Powszechnie podzielany pogląd głosi, że Galileusz był torturowany i więziony w lochach przez inkwizycję, a przyczyną stały się jego poglądy naukowe. Ponieważ uczony twierdził, że Ziemia nie jest nieruchoma i nie znajduje się w centrum Wszechświata, to przeciwstawiał się chrześcijańskiej wizji rzeczywistości. Wbrew jednak temu mitowi ani nie był więziony w lochach inkwizycji, ani torturowany, ani też teoria heliocentryczna nie podważała rzekomego antropocentryzmu chrześcijaństwa (patrz Galileusz więziony i torturowany przez Kościół wrogo nastawiony do uczonego. A jak było naprawdę? oraz Czy Kopernik zdegradował człowieka, usuwając go z centrum kosmosu?).

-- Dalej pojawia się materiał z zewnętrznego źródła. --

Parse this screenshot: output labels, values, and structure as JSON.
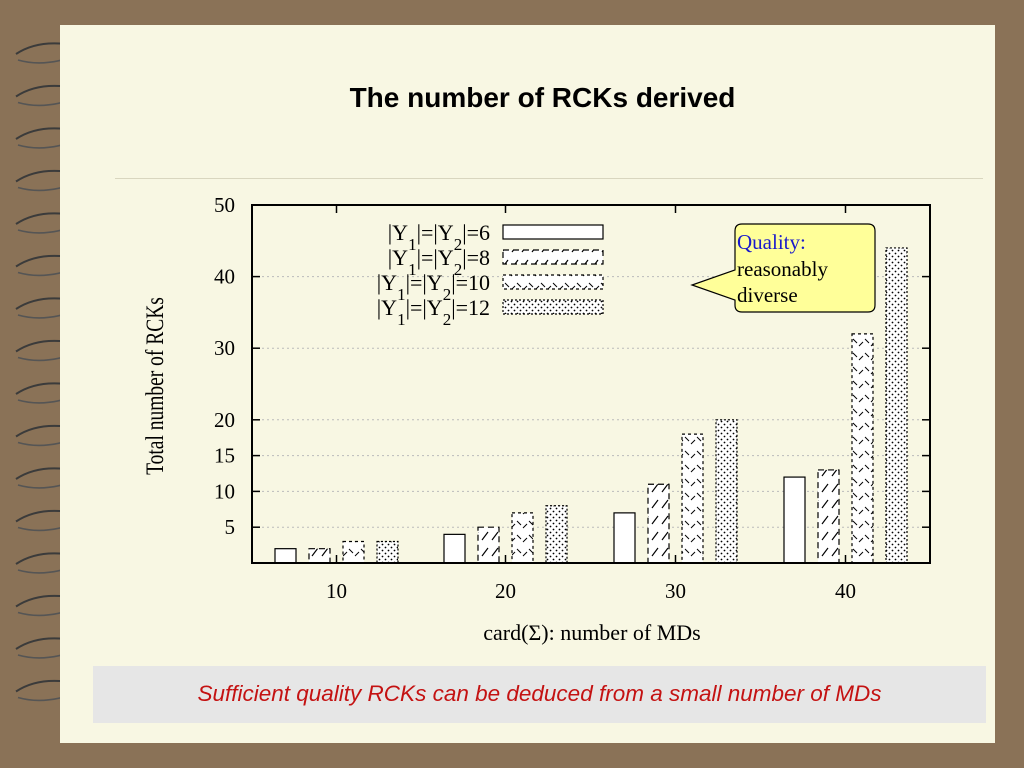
{
  "slide": {
    "title": "The number of RCKs derived",
    "caption": "Sufficient quality RCKs can be deduced from a small number of MDs",
    "callout": {
      "line1": "Quality:",
      "line2": "reasonably",
      "line3": "diverse"
    }
  },
  "colors": {
    "background": "#8a7257",
    "paper": "#f8f7e3",
    "caption_text": "#c41212",
    "callout_fill": "#ffff99",
    "callout_title": "#1a1acc"
  },
  "chart_data": {
    "type": "bar",
    "xlabel": "card(Σ): number of MDs",
    "ylabel": "Total number of RCKs",
    "categories": [
      "10",
      "20",
      "30",
      "40"
    ],
    "yticks": [
      5,
      10,
      15,
      20,
      30,
      40,
      50
    ],
    "ylim": [
      0,
      50
    ],
    "grid": true,
    "legend_position": "top-left",
    "series": [
      {
        "name": "|Y1|=|Y2|=6",
        "pattern": "empty",
        "values": [
          2,
          4,
          7,
          12
        ]
      },
      {
        "name": "|Y1|=|Y2|=8",
        "pattern": "dashed",
        "values": [
          2,
          5,
          11,
          13
        ]
      },
      {
        "name": "|Y1|=|Y2|=10",
        "pattern": "dotted-dash",
        "values": [
          3,
          7,
          18,
          32
        ]
      },
      {
        "name": "|Y1|=|Y2|=12",
        "pattern": "dots",
        "values": [
          3,
          8,
          20,
          44
        ]
      }
    ]
  }
}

Tu zajmiemy się problemem pewnej pozamerytorycznej przyczyny, czyli w ogóle niezwiązanej z naukowymi przekonaniami Galileusza, która stoi za jego problemami z inkwizycją. Gdyby nie ona, to wszystko mogłoby potoczyć się zgoła inaczej: nie byłoby żadnej rozprawy i nie byłoby „sprawy Galileusza”, która na całe stulecia położyła się cieniem na obraz relacji między nauką a religią. Gdyby nie ta przyczyna, to być może żylibyśmy dziś w kulturowo zupełnie innym świecie, w którym powszechnie postrzegałoby się religię i naukę inaczej niż przez pryzmat konfliktu i nieustannej walki.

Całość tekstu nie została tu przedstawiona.